According to the IRS, only 13.9% of taxpayers itemized deductions in 2019, which is down from 30% of taxpayers in 2018. The IRS found that taxpayers who claimed the standard deduction in 2020 received more than $747 billion in tax deductions, but had they itemized they might have gotten a better deal. Jackson Hewitt Tax Services® wants taxpayers to know there are several credits and deductions available to them that are often overlooked and go unclaimed. For example, 20% of taxpayers that qualified for the Earned Income Tax Credit (EITC) failed to claim it. The EITC can be worth up to $6,600 for qualifying taxpayers.
“While a lot of people chose to take the standard deduction, there are benefits to itemizing, depending on your specific tax situation,” said Mark Steber, Chief Tax Information Officer at Jackson Hewitt. “Don’t waste your time questioning whether you should itemize or not this tax season. Instead, find a trusted Tax Pro to help you with the process and avoid the unnecessary stress.”
Jackson Hewitt is sharing three commonly overlooked credits and deductions that can make a big difference for taxpayers:
Earned Income Tax Credit
The Earned Income Tax Credit (EITC) is a refundable federal tax credit for eligible individuals and families who have earned income from employers, small businesses, side jobs, and self-employment. The largest group of people impacted by the EITC are low- to middle-income earners. About one-third of people who qualify for the EITC become eligible each year because of changes in life circumstances – like having hours cut from full-time to part-time at work, being laid off, or having a child. The CARES Act of 2020 allows a taxpayer to “look back” to their 2019 earned income amount to calculate their eligibility for the EITC and additional child tax credits for 2020.
Charitable Donation Deduction
This year, taxpayers don’t have to itemize to deduct charitable donations. According to a recent Jackson Hewitt survey, 74% of taxpayers didn’t know that, even if they don’t itemize, they can take an above-the-line deduction on their 2020 income taxes for their charitable donations in 2020. Under the CARES Act, taxpayers can deduct up to $300 in charitable donations made to IRS approved organizations for the 2020 tax year, even when they take the standard deduction.
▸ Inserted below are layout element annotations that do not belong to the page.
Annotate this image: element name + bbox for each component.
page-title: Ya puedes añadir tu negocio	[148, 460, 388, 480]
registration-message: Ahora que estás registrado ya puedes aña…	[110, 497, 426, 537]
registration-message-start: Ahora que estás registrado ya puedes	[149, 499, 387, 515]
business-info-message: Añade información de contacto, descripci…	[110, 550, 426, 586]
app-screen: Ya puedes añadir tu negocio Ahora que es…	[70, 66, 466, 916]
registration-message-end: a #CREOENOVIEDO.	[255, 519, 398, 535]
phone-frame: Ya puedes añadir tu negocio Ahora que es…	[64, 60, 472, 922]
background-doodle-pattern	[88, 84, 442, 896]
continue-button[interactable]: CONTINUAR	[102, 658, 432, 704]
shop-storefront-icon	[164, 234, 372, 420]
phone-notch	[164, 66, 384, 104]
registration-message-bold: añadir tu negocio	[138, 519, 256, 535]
Also, due to the CARES Act 2020, taxpayers can deduct their charitable contributions up to 100% of their adjusted gross income (AGI). This means a taxpayer with a $100,000 AGI can donate up to $100,000 and claim the full amount as an itemized deduction on their 2020 tax return.
Student Loan Interest
Paying off student loan debt is tough, but there are some tax advantages when paying off those loans. While the CARES Act suspended student loan payments, paused collection on defaulted student loans, and waived interest on student loans held by the Department of Education, taxpayers are still able to claim a deduction up to $2,500 for interest paid in 2020 on a qualified student loan. Deductions may be lower than usual because taxpayers may have only paid interest before the CARES Act went into effect on March 27, 2020. Taxpayers cannot claim the deduction in any tax year in which another taxpayer claims them as a dependent.